Knife Skills 101: How To Slice a Bell Pepper

This Knife Skills 101 lesson is how to slice, dice, julienne and brunoise a bell pepper. Besides how to chop an onion, these bell pepper tips were my favorite to learn. I was always cutting into the core of the bell pepper, leaving seeds everywhere…on my knife, on the cutting board, on the bell pepper, in other food, everywhere! It drove me nuts until I learned these simple and fast techniques. I hope you like these quick tips as much as I do!

What you need:

* 1 Bell Pepper

* Chef’s Knife: Preferably an 8″ Stealth

Slice off the top of the pepper just below the stem and the bottom approximately ½” from the end.

Take the blade and angle cut into a crease and work the blade along the inside curve of the pepper. Continue around the pepper until the core can be removed. You now have a flat pepper. Slice along the inner flesh to remove any whitish membrane.

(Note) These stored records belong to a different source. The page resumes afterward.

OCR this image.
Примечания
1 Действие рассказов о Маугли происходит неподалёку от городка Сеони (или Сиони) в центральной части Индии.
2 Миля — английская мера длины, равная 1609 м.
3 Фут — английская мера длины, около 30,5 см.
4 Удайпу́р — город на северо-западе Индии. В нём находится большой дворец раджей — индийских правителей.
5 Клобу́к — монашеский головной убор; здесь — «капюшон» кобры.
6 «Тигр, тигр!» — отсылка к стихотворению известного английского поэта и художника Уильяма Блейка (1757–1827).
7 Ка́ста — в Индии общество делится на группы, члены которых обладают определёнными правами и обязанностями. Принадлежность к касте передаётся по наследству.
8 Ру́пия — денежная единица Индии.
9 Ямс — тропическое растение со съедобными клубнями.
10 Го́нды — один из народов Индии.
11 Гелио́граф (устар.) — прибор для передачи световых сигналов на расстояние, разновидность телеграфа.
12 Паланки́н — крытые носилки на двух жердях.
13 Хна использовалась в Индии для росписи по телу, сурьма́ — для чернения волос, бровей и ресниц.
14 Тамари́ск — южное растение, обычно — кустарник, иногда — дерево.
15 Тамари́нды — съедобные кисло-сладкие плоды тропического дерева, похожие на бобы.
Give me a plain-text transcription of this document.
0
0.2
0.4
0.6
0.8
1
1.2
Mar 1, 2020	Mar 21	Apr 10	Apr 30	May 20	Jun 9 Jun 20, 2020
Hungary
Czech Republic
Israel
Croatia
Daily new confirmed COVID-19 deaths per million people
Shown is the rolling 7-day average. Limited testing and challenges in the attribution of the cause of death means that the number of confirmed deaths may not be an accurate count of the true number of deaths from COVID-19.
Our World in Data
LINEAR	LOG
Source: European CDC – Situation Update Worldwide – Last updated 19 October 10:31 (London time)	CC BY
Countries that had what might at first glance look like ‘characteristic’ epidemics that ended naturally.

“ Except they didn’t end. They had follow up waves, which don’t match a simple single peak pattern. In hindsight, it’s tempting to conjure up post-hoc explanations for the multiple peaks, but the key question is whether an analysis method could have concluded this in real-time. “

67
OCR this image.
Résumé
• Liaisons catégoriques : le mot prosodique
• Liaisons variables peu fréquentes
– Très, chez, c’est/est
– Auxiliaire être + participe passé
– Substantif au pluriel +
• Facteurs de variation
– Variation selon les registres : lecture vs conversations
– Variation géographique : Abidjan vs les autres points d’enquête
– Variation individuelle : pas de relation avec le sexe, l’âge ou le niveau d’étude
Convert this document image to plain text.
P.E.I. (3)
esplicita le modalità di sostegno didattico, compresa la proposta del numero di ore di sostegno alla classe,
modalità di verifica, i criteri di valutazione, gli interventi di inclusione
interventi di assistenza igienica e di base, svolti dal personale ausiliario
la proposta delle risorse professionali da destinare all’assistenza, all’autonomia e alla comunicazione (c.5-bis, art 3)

The pepper is now ready to be cut into strips and or a dice. Use the low push cut to cut and the guide hand to determine increments. Shown are julienne strips which are 1/8″ x 1/8″ x 1-2”. These can then be cut down to a brunoise which is 1/8″ x 1/8″ x 1/8” by simply turning your strips a quarter turn and dicing.

If you want to smaller strips, create a batonnet with sides equaling ¼ x ¼ x 2”. To create a smaller cube, use the batonnet bell peppers strips and turn them into small dices ¼ x ¼ x ¼”.